Well, it depends on the definition you give of "ideal wire" and the exact context you are involved into.
Usually in lumped element circuit theory (CT), a connection between two terminals is considered a piece of ideal conductor of zero length.
An ideal conductor is a conductor with zero resistivity, hence that connection can be considered like a zero ohm resistor.
In basic lumped element CT we assume the EM fields vary very slowly, so slowly to be almost stationary (i.e. constant with time). "Almost" here means that we can neglect all the terms of Maxwell's equations that involve time variations.
This also implies that any element in the circuit has physical dimensions that are much less than the wavelength of any signal component in the circuit. Moreover, it also implies that the whole circuit is much smaller than that wavelength (because we neglect the propagation delay of the signals in the circuit due to the finiteness of speed of light). In other words, in basic CT we assume that signals travel in the circuits with no delay other than those introduced by the lumped elements.

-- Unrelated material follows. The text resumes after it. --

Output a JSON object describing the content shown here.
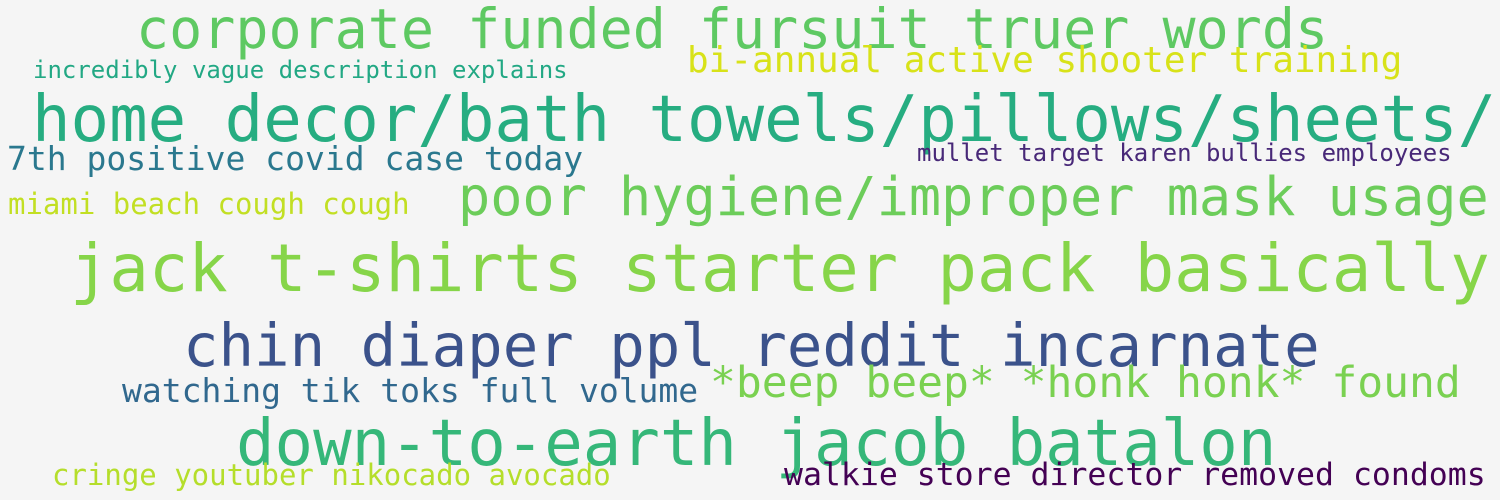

That assumption, together with the fact that those connections have zero length (well, to say things more precisely, they have dimensions much smaller than the lumped elements they connect), also imply that there are no parasitic effect.

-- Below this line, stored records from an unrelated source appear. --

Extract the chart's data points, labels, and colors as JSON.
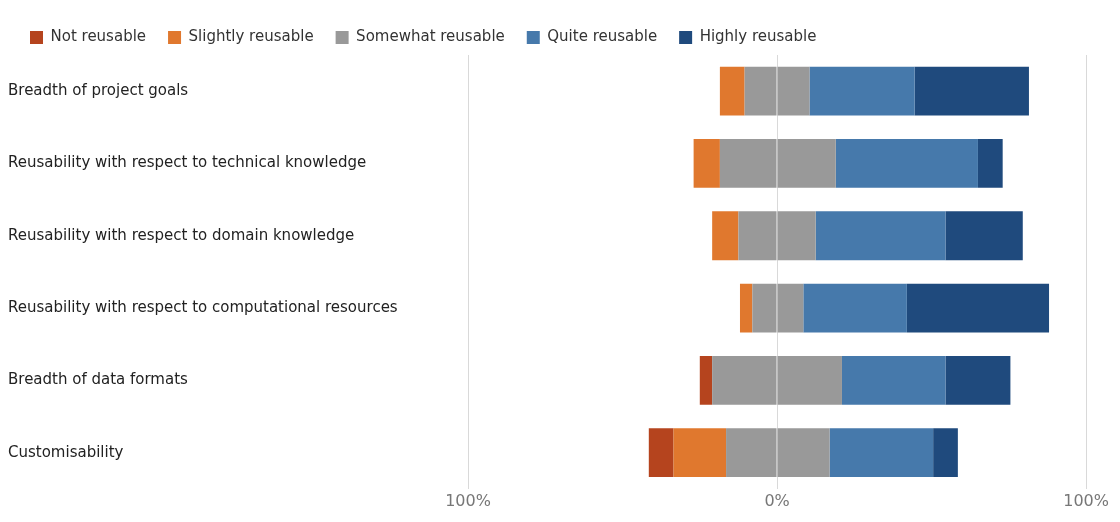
{
  "chart_data": {
    "type": "bar",
    "orientation": "horizontal",
    "stacked": true,
    "categories": [
      "Breadth of project goals",
      "Reusability with respect to technical knowledge",
      "Reusability with respect to domain knowledge",
      "Reusability with respect to computational resources",
      "Breadth of data formats",
      "Customisability"
    ],
    "series": [
      {
        "name": "Somewhat reusable",
        "color": "#999999",
        "values": [
          -10.5,
          -18.5,
          -12.5,
          -8,
          -21,
          -16.5
        ]
      },
      {
        "color": "#999999",
        "values": [
          10.5,
          19,
          12.5,
          8.5,
          21,
          17
        ]
      },
      {
        "name": "Slightly reusable",
        "color": "#e0782e",
        "values": [
          -8,
          -8.5,
          -8.5,
          -4,
          null,
          -17
        ]
      },
      {
        "name": "Not reusable",
        "color": "#b5441e",
        "values": [
          null,
          null,
          null,
          null,
          -4,
          -8
        ]
      },
      {
        "name": "Quite reusable",
        "color": "#4679ab",
        "values": [
          34,
          46,
          42,
          33.5,
          33.5,
          33.5
        ]
      },
      {
        "name": "Highly reusable",
        "color": "#1f4a7d",
        "values": [
          37,
          8,
          25,
          46,
          21,
          8
        ]
      }
    ],
    "xlim": [
      -100,
      100
    ],
    "xticks": [
      {
        "value": -100,
        "label": "100%"
      },
      {
        "value": 0,
        "label": "0%"
      },
      {
        "value": 100,
        "label": "100%"
      }
    ],
    "grid": "x",
    "legend": "top left"
  }
}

All this is a really drastic simplification.
When you begin to relax your definition of "ideal", e.g. you assume connections are made with a conductor having some finite dimensions and non zero resistivity, you get what other have already said in this thread: parasitics.
In particular, some residual series resistance (due to non-zero resistivity of the material. Conductors having length also give you some stray inductance, because of them forming loops in your circuit and being coupled magnetically. Their proximity makes them develop stray capacitance between different parts of the circuit.

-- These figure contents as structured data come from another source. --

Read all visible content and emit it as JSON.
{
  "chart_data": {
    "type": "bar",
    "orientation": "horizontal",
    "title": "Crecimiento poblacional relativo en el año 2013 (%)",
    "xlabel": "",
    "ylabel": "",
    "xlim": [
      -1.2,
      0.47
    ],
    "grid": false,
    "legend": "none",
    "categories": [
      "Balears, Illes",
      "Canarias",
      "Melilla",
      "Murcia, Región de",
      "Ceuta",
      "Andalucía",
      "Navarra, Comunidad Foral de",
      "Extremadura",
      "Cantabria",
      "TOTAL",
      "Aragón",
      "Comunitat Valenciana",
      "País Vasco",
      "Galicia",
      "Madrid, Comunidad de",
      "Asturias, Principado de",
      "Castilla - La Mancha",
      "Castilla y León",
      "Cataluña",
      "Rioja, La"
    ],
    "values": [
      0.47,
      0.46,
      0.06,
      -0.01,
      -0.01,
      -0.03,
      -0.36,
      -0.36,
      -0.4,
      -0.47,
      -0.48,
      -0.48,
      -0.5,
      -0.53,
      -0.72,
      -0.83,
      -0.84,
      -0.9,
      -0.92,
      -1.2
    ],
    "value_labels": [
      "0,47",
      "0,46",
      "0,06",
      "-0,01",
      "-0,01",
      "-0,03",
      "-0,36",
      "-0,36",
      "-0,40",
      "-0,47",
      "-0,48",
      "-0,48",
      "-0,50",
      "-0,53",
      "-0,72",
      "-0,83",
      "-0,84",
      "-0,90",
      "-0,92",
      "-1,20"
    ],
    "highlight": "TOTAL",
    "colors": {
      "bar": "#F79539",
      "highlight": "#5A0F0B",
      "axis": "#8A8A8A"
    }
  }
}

Moreover, if you begin to take into account also the dielectric that separates the wires (e.g. FR4 circuit board substrate) this both affects stray capacitance and introduces some parallel (leakage) resistance.
Another problem with "ideal wires" having non-zero physical dimensions is that the resistance of the conductor varies with frequency (no, I'm not talking about the equivalent impedance or its real part, just the raw resistance of the wire) because of the skin effect and the proximity effect (ouch!).